If you run multiple jobs, a multi-slot configuration might schedule tasks of different jobs to one TM. If the TM goes down, e.g., because either of two tasks consumed too much memory, both jobs will be restarted. On the other hand, running one slot per TM might leave more memory unused. If you only run a single job per cluster, multiple slots per TM might be fine.
I'm prototyping a Flink streaming application on a bare-metal cluster of 15 machines. I'm using yarn-mode with 90 task slots (15x6).
The app reads data from a single Kafka topic. The Kafka topic has 15 partitions, so I set the parallelism of the source operator to 15 as well. However, I found that Flink in some cases assigns 2-4 instances of the consumer task to the same taskmanager. This causes certain nodes to become network-bound (the Kafka topic is serving high volume of data and the machines only have 1G NICs) and bottlenecks in the entire data flow.
Is there a way to "force" or otherwise instruct Flink to distribute a task evenly across all taskmanagers, perhaps round robin? And if not, is there a way to manually assign tasks to specific taskmanager slots?
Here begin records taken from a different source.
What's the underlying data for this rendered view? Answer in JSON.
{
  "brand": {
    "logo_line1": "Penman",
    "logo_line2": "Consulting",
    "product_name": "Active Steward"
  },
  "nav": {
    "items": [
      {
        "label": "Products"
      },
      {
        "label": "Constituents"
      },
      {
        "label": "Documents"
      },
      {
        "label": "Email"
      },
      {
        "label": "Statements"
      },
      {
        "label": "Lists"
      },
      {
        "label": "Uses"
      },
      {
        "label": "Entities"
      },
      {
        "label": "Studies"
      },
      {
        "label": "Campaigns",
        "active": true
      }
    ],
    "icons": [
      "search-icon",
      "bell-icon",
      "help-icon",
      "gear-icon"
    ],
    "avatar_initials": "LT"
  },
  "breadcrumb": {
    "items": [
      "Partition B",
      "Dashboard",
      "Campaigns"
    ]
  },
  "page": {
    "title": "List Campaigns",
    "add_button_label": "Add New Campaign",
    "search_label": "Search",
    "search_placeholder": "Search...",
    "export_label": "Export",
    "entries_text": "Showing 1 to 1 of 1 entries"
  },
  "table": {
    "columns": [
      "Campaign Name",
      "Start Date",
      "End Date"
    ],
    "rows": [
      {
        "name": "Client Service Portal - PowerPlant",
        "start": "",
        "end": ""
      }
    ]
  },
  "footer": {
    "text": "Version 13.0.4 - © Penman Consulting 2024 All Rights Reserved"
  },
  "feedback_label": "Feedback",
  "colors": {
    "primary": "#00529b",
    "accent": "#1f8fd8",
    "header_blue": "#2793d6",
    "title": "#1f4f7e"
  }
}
To the best of my knowledge, this isn't possible. The job manager, which schedules tasks into task slots, is only aware of task slots. It isn't aware that some task slots belong to one task manager, and others to another task manager.
Flink does not allow manually assign task slots as in case of failure handling, it can distribute the task to remaining task managers.
However, you can distribute the workload evenly by setting cluster.evenly-spread-out-slots: true in flink-conf.yaml.
This works for Flink >= 1.9.2.
To make it work, you may also have to set:
taskmanager.numberOfTaskSlots equal to the number of available CPUs per machine, and
parallelism.default equal to the the total number of CPUs in the cluster.